It has no idea about the quality of it's data. "Act like x" prompts are no substitute for actual reasoning and deterministic computation which clearly chess requires.
It has no idea about the quality of it's data. "Act like x" prompts are no substitute for actual reasoning and deterministic computation which clearly chess requires.
I don't know really what level we should be thinking of here, but I don't see any reason to dismiss the idea. Also, it really depends on whether you're thinking of the current public implementations of the tech, or the LLM idea in general. If we wanted to get better results, we could feed it way more chess books and past game analysis.
Plus, LLMs have limited memory, so they struggle to remember previous moves in a long game. It’s like trying to play blindfolded! They’re great at explaining chess concepts or moves but not actually competing in a match.
This is a very vague claim, but they can reconstruct the board from the list of moves, which I would say proves this wrong.
> LLMs have limited memory
For the recent models this is not a problem for the chess example. You can feed whole books into them if you want to.
> so they struggle to remember previous moves
Chess is stateless with perfect information. Unless you're going for mind games, you don't need to remember previous moves.
> They’re great at explaining chess concepts or moves but not actually competing in a match.
What's the difference between a great explanation of a move and explaining every possible move then selecting the best one?
Chess moves are simply tokens as any other. Given enough chess training data, it would make sense to have part of the network trained to handle chess specifically instead of simply encoding basic lists of moves and follow-ups. The result would be a general purpose sub-network trained on chess.
In what sense is chess stateless? Question: is Rxa6 a legal move? You need board state to refer to in order to decide.
https://adamkarvonen.github.io/machine_learning/2024/01/03/c...
It is not stateless, because good chess isn't played as a series of independent moves -- it's played as a series of moves connected to a player's strategy.
> What's the difference between a great explanation of a move and explaining every possible move then selecting the best one?
Continuing from the above, "best" in the latter sense involves understanding possible future moves after the next move.
Ergo, if I looked at all games with the current board state and chose the next move that won the most games, it'd be tactically sound but strategically ignorant.
Because many of those next moves were making that next move in support of some broader strategy.
That state belongs to the player, not to the game. You can carry your own state in any game you want - for example remember who starts with what move in rock paper scissors, but that doesn't make that game stateful. It's the player's decision (or bot's implementation) to use any extra state or not.
I wrote "previous moves" specifically (and the extra bits already addressed elsewhere), but the LLM can carry/rebuild its internal state between the steps.
So even if the rules of chess are (mostly) stateless, the resulting game itself is not.
Thus, you can't dismiss concerns about LLMs having difficulty tracking state by saying that chess is stateless. It's not, in that sense.
Maybe good chess, but not perfect chess. That would by definition be game-theoretically optimal, which in turn implies having to maintain no state other than your position in a large but precomputable game tree.
Here's the opposite theory: Language encodes objective reasoning (or at least, it does some of the time). A sufficiently large ANN trained on sufficiently large amounts of text will develop internal mechanisms of reasoning that can be applied to domains outside of language.
Based on what we are currently seeing LLMs do, I'm becoming more and more convinced that this is the correct picture.
So in practice, your position actually includes the log of all moves to that point.
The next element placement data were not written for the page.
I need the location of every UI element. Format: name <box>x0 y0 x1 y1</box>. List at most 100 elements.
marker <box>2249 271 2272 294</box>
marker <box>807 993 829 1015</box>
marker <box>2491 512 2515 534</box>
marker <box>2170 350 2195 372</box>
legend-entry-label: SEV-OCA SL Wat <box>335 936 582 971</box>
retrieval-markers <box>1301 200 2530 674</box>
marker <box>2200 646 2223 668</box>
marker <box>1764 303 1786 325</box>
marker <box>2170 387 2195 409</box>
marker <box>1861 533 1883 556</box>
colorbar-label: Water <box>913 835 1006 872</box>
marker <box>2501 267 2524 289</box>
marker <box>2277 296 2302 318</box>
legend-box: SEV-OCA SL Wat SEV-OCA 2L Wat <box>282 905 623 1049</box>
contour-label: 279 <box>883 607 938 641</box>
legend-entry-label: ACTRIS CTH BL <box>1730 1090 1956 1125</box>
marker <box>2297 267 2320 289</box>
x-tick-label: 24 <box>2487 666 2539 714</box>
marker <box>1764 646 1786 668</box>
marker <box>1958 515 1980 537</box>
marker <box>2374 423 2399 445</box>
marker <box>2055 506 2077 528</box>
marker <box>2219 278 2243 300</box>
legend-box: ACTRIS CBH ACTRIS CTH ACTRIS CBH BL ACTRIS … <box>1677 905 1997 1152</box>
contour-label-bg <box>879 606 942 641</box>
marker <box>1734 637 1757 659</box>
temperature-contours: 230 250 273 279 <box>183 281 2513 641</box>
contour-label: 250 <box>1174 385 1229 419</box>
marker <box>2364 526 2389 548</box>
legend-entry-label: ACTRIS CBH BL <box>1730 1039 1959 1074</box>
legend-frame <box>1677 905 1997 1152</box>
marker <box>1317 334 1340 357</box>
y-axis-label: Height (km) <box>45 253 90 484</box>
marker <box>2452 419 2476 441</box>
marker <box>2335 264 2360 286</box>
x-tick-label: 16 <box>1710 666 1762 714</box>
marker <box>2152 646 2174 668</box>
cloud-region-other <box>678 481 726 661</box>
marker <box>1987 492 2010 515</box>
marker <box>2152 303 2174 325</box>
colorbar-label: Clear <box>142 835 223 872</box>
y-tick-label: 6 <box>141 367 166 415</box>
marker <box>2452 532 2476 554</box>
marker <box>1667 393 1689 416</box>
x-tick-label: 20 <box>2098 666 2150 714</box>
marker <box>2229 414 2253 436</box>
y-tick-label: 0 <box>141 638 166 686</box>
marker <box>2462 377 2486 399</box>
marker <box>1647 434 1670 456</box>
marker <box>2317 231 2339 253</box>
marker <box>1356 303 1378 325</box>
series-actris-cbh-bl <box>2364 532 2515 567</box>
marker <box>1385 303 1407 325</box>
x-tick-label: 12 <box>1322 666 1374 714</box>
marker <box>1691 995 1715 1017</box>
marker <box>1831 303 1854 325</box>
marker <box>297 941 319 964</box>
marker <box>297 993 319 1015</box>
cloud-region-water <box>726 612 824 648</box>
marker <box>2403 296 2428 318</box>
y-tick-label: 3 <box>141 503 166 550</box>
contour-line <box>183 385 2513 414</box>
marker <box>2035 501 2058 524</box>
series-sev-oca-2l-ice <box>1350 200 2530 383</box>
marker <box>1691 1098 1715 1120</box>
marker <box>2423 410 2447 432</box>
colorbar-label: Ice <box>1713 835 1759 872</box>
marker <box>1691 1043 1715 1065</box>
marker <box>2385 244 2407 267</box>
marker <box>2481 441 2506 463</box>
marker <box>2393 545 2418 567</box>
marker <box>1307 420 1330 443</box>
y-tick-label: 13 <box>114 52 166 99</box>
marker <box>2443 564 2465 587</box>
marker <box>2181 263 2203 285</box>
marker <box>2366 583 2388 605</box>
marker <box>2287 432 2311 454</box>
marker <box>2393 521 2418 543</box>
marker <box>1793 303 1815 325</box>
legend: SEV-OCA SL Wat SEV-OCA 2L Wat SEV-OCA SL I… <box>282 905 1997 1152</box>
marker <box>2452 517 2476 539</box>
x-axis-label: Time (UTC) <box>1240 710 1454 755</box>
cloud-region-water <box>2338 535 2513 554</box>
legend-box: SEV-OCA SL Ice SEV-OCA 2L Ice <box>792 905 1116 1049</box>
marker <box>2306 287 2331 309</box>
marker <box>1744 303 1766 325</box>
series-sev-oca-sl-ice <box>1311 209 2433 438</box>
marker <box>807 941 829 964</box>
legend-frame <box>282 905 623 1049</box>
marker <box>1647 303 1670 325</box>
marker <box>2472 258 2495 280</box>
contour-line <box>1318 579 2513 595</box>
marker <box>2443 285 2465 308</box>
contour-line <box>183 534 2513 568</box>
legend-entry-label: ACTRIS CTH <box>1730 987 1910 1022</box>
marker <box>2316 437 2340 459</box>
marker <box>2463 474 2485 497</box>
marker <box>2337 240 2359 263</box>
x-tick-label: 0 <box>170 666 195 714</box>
That’s a lot more state than just what you can see on the board.
It’s hard to explain emerging mechanisms because of the nature of generation, which is one-pass sequential matrix reduction. I say this while waving my hands, but listen. Reasoning is similar to Turing complete algorithms, and what LLMs can become through training is similar to limited pushdown automata at best. I think this is a good conceptual handle for it.
“Line of thought” is an interesting way to loop the process back, but it doesn’t show that much improvement, afaiu, and still is finite.
Otoh, a chess player takes as much time and “loops” as they need to get the result (ignoring competitive time limits).
“The game is not automatically drawn if a position occurs for the third time – one of the players, on their turn, must claim the draw with the arbiter. The claim must be made either before making the move which will produce the third repetition, or after the opponent has made a move producing a third repetition. By contrast, the fivefold repetition rule requires the arbiter to intervene and declare the game drawn if the same position occurs five times, needing no claim by the players.”
while it can be played as stateless, remembering previous moves gives you insight into potential strategy that is being build.
So... unless I'm understanding something incorrectly, something like "the three last moves plus 17 bits of state" (plus the current board state) should be enough to treat chess as a memoryless process. Doesn't seem like too much to track.
This means you do need to store the last 50 board positions in the worst case. Normally you need to store less because many moves are irreversible (pawns cannot go backwards, pieces cannot be un-captured).